Copeland a grandi en écoutant une combinaison de musique libanaise (nous supposons qu'ils sont plus ou moins les mêmes les influences de Mika, ndlr), rock and roll, jazz et reggae, mais en choisissant soigneusement ce dont il avait besoin dans chaque style plutôt que de les imiter aveuglément. Dans les années XNUMX, alors que de nombreux musiciens recherchaient un son autre qu'une grosse batterie, il découvrit octobre. Appelés aussi « tube drums » et inventés par le fabricant Tama Drums en 1978, les octobans se caractérisent par leur forme cylindrique. Il a également mis en œuvre des dieux cymbales semblables à ceux d'un de ses jouets d'enfance.

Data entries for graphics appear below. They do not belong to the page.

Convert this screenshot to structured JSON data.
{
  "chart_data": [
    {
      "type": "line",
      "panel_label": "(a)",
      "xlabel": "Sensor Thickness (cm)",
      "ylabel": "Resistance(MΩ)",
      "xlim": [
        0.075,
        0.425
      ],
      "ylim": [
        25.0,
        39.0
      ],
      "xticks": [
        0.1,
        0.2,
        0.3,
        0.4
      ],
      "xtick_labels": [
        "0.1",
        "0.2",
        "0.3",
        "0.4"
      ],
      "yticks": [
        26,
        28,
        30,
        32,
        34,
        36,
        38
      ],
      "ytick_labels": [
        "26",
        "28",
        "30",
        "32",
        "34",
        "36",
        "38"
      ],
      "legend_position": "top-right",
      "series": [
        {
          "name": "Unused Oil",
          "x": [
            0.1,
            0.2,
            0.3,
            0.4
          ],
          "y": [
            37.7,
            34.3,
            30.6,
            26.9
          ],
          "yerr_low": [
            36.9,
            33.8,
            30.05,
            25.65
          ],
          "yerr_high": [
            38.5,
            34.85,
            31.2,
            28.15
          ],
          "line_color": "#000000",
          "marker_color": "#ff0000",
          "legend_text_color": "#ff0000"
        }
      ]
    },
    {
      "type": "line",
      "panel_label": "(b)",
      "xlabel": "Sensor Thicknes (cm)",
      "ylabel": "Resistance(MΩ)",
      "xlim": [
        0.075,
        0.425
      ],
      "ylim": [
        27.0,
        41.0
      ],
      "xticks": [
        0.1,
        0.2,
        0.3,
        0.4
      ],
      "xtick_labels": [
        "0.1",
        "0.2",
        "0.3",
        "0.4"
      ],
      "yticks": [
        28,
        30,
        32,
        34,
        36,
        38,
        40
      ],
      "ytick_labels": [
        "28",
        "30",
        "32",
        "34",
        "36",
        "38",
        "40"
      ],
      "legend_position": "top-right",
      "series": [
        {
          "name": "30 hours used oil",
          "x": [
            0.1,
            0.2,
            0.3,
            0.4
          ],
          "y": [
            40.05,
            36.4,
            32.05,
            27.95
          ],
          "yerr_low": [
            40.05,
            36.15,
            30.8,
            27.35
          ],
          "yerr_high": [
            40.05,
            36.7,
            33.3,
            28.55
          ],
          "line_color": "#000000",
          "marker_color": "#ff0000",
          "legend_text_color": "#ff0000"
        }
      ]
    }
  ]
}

Pour combien gaucher, Copeland joue de la batterie pour droitier, plaçant les cymbales principalement à gauche. Selon une interview avec Modern Drummer, Copeland a cité Mitch Mitchell de Expérience Jimi Hendrix comme l'une des influences majeures. Selon l'artiste, chaque fois qu'il avait une mélodie en tête, même enfant, il se demandait comment Mitchell la jouerait. En outre, le compositeur fait également référence à Sandy Nelson e Ginger Baker, mais à cause de ce qu'il appelle une « écoute forcée » de Buddy Rich il est devenu « allergique au jazz » au fil du temps.

Baie de Norc

Les experts en musique ont noté à quel point l'accent mis sur rainure (une séquence répétée par un batteur pour garder le rythme) ne constitue pas l'épine dorsale d'un morceau, agissant plutôt comme un contour. Copeland dit que sa capacité à garder le tempo d'une chanson rock pendant deux minutes est quelque chose que "très peu de batteurs modernes peuvent faire". Du côté des jeux vidéo, l'une de ses chansons les plus ambitieuses est probablement celle de Baie de Norc du premier Spyro. D'après l'analyse du rythme par le Let's Player of Romagna May Summers, le rythme « commence dans un 3/4 serré », après quoi « les tambours entrent en 2/4 » et les timbales (sur lesquelles il était l'un des premiers batteurs à mettre en œuvre le refrain) commencent en « en 6/8 », contribuant à un tourbillon de rythmes différents définissable seulement comme une œuvre d'art.